For about 30 minutes or so, I pushed intensely (I knew how hard I needed to push now) while the entire room screamed at me to "PUSH!!" While it was so frustrating to have so many people yelling at me, the baby was coming down and making progress naturally. Still, the doctor was on-edge (or perhaps just angry at this point that Belinda had been right). She put me on oxygen and I could still sense her pressuring Belinda. But God bless her, Belinda stood her ground (and ours) and at 8:41a.m., Isaac Knight was born. He was bright-eyed, crying robustly and latched on like a champ. (Belinda told me later, "When he came out like that, I thought, 'Ha! That baby's not in distress!'") He was perfect and healthy and we had achieved our natural birth safely, despite the many obstacles. Pulling down Devin's surgical mask, I gave him a big, grateful kiss on the lips.
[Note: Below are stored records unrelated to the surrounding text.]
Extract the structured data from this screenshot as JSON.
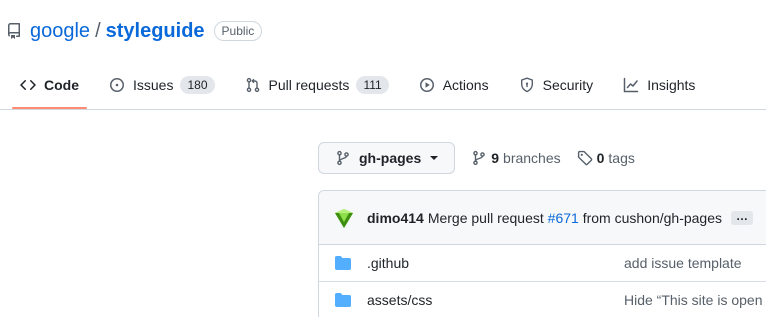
{
  "repo": {
    "owner": "google",
    "separator": "/",
    "name": "styleguide",
    "visibility": "Public"
  },
  "tabs": [
    {
      "label": "Code",
      "icon": "code-icon",
      "active": true
    },
    {
      "label": "Issues",
      "icon": "issue-opened-icon",
      "count": "180"
    },
    {
      "label": "Pull requests",
      "icon": "git-pull-request-icon",
      "count": "111"
    },
    {
      "label": "Actions",
      "icon": "play-icon"
    },
    {
      "label": "Security",
      "icon": "shield-icon"
    },
    {
      "label": "Insights",
      "icon": "graph-icon"
    }
  ],
  "branch": {
    "current": "gh-pages",
    "branches_count": "9",
    "branches_label": "branches",
    "tags_count": "0",
    "tags_label": "tags"
  },
  "commit": {
    "author": "dimo414",
    "message_prefix": "Merge pull request",
    "pr_link": "#671",
    "message_suffix": "from cushon/gh-pages",
    "more": "…"
  },
  "files": [
    {
      "name": ".github",
      "type": "folder",
      "last_commit": "add issue template"
    },
    {
      "name": "assets/css",
      "type": "folder",
      "last_commit": "Hide “This site is open s"
    }
  ],
  "colors": {
    "link": "#0969da",
    "active_tab_underline": "#fd8c73",
    "folder": "#54aeff",
    "avatar_green": "#5fbb1c"
  }
}
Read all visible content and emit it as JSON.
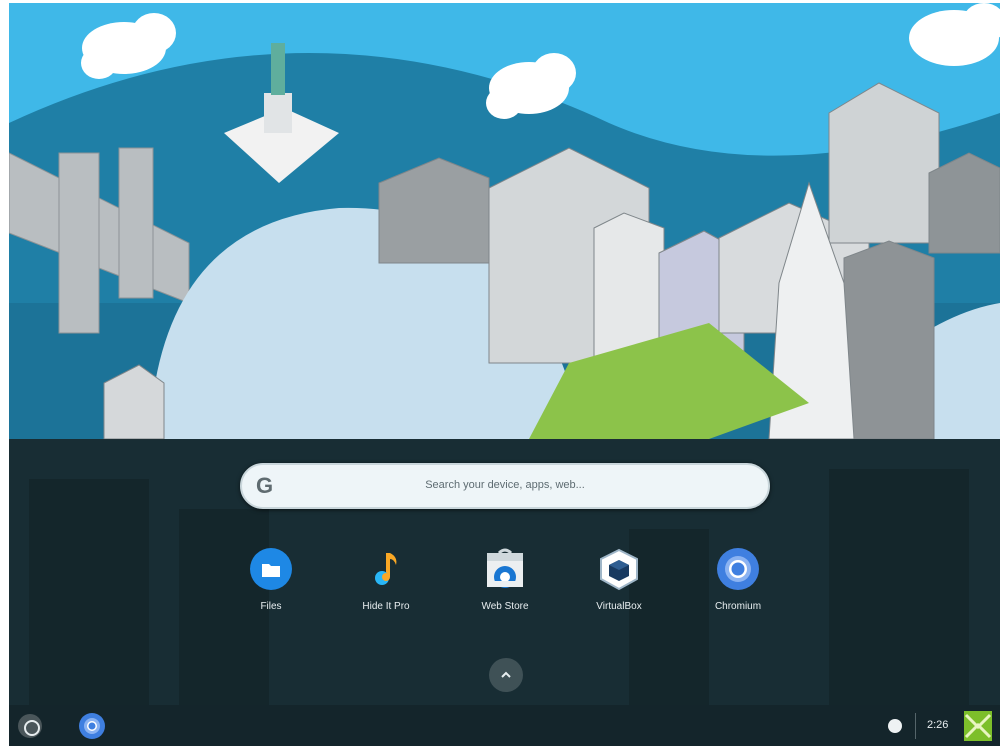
{
  "search": {
    "logo": "G",
    "placeholder": "Search your device, apps, web..."
  },
  "apps": [
    {
      "label": "Files",
      "icon": "files-icon",
      "color": "#1e88e5"
    },
    {
      "label": "Hide It Pro",
      "icon": "music-note-icon",
      "color": "#f9a825"
    },
    {
      "label": "Web Store",
      "icon": "web-store-icon",
      "color": "#1976d2"
    },
    {
      "label": "VirtualBox",
      "icon": "virtualbox-icon",
      "color": "#183a61"
    },
    {
      "label": "Chromium",
      "icon": "chromium-icon",
      "color": "#3f7fe0"
    }
  ],
  "shelf": {
    "clock": "2:26",
    "status_icons": [
      "network-icon"
    ]
  },
  "colors": {
    "sky": "#3fb8e8",
    "hill": "#1f7fa6",
    "launcher_bg": "#18282c",
    "accent": "#4285f4"
  }
}
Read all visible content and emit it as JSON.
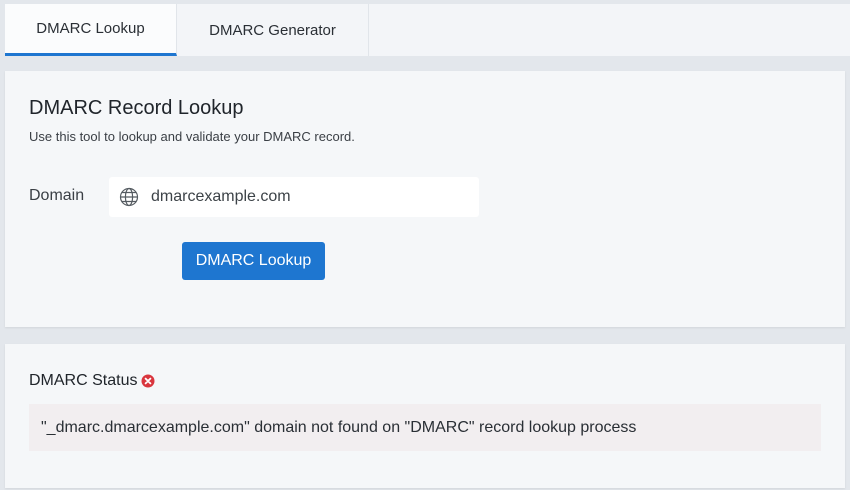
{
  "tabs": [
    {
      "label": "DMARC Lookup",
      "active": true
    },
    {
      "label": "DMARC Generator",
      "active": false
    }
  ],
  "lookup": {
    "title": "DMARC Record Lookup",
    "subtitle": "Use this tool to lookup and validate your DMARC record.",
    "domain_label": "Domain",
    "domain_value": "dmarcexample.com",
    "button_label": "DMARC Lookup"
  },
  "status": {
    "title": "DMARC Status",
    "icon": "error-circle-icon",
    "message": "\"_dmarc.dmarcexample.com\" domain not found on \"DMARC\" record lookup process"
  },
  "colors": {
    "accent": "#1e76d0",
    "error": "#d9363e"
  }
}
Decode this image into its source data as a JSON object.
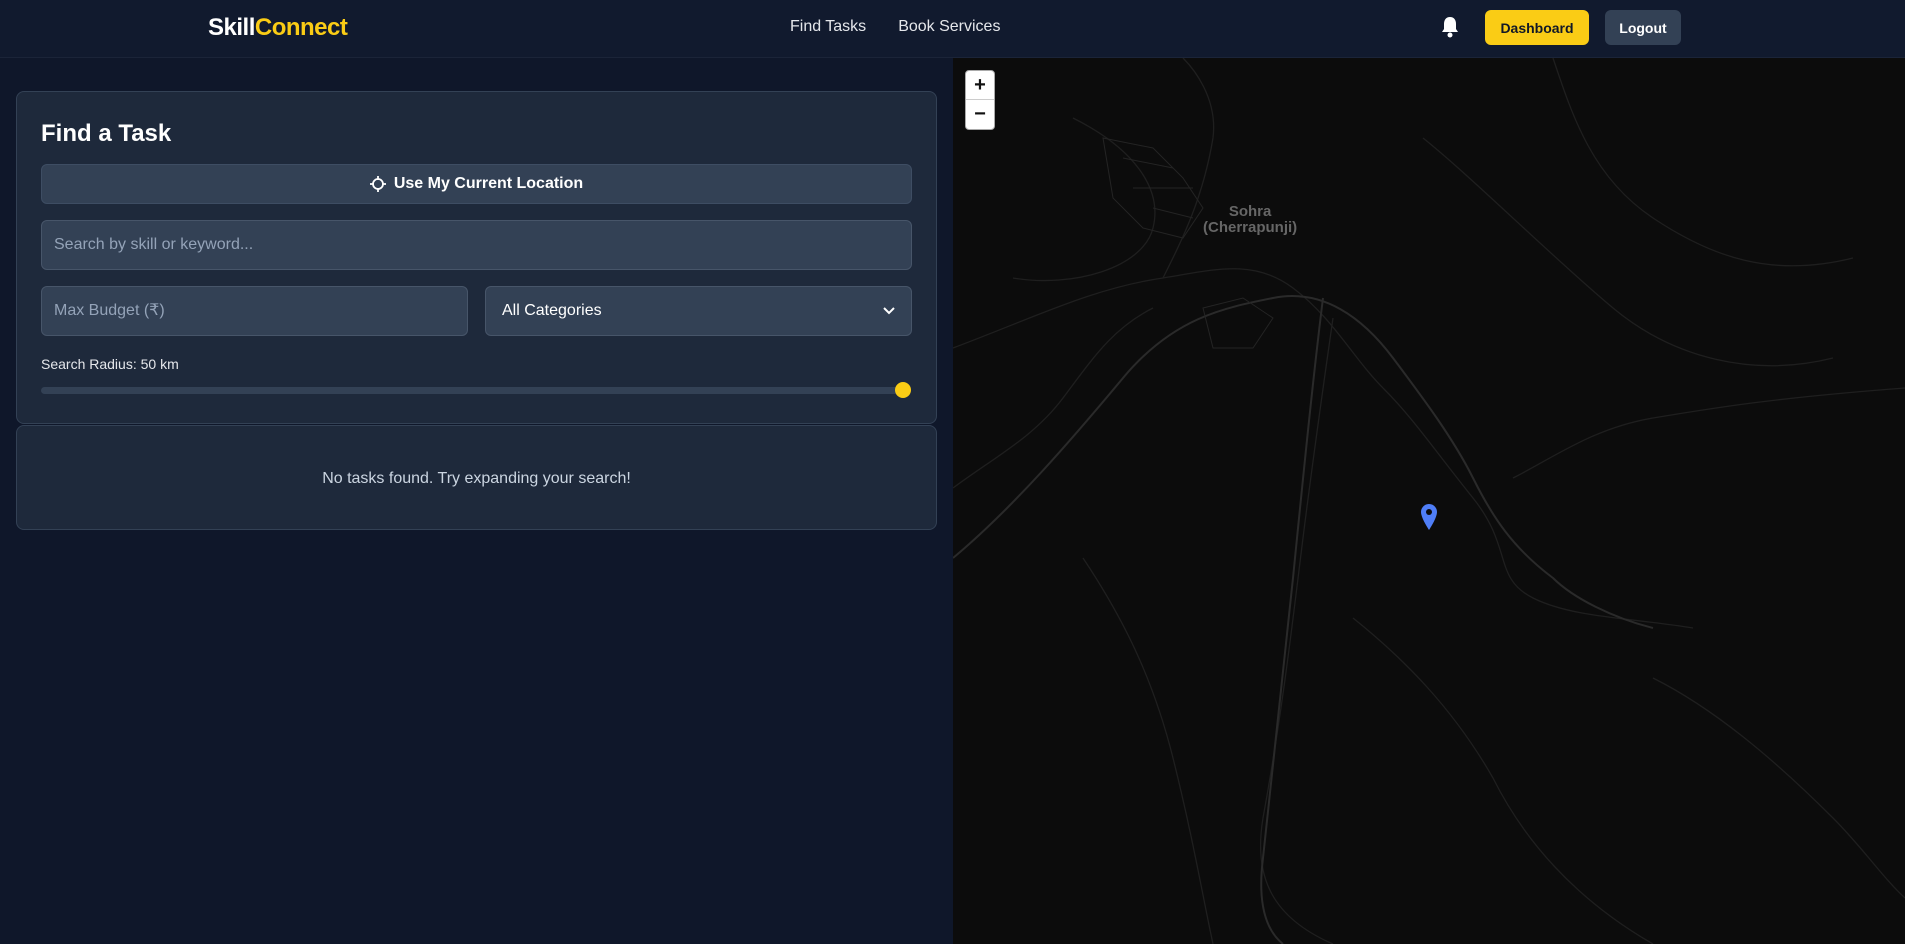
{
  "nav": {
    "brand_part1": "Skill",
    "brand_part2": "Connect",
    "links": [
      "Find Tasks",
      "Book Services"
    ],
    "dashboard_label": "Dashboard",
    "logout_label": "Logout",
    "icons": [
      "bell-icon"
    ]
  },
  "panel": {
    "title": "Find a Task",
    "location_button": "Use My Current Location",
    "search_placeholder": "Search by skill or keyword...",
    "budget_placeholder": "Max Budget (₹)",
    "category_selected": "All Categories",
    "radius_label": "Search Radius: 50 km",
    "radius_fraction": 1.0
  },
  "results": {
    "empty_message": "No tasks found. Try expanding your search!"
  },
  "map": {
    "zoom_in": "+",
    "zoom_out": "−",
    "place_line1": "Sohra",
    "place_line2": "(Cherrapunji)"
  },
  "colors": {
    "accent": "#facc15",
    "background": "#0f172a",
    "panel": "#1e293b",
    "marker": "#4f7ef7"
  }
}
I then looked a Belinda and mouthed, "Thank you!" and in response, she winked.  

* * * 
Admiring Weston shortly after his birth 
Our new family of four
My husband, my coach, my encouragement, my hero

* * * 
(L) Belinda with Isaac
(R) Jacqueline with the boys 
Devin and I can not express enough our thankfulness for the thoughtful care we received from our midwives throughout the pregnancy and during the birth. Thank you ladies for believing in us and in the natural design of pregnancy and birth. 

We are also grateful for the sweet, calming presence of our doula, Jacqueline.

Additional thanks to our Bradley instructors Crystal and Paul for all the great knowledge about the natural birth process. 

There were so many answered prayers throughout this pregnancy and all the way through the birth - to those of you who spent so much time in prayer on our behalf - thank you, we were amazing at how God answered so specifically.

We are so grateful for the incredible support-team God provided us through each of you. 

And certainly, we must express our praise to God for His incredible design, for a safe pregnancy and for allowing us to take part in experiencing the miracle of birth. Praise You above all.

Shared with permission from: Nothings and Notions Blog Thank you Jennifer!

1 comment:

Diana J. said...

Wow, that doctor really stank! I'm so sorry you had to go through that, and I'm glad you had such a wonderful team of midwives by your side. Congrats!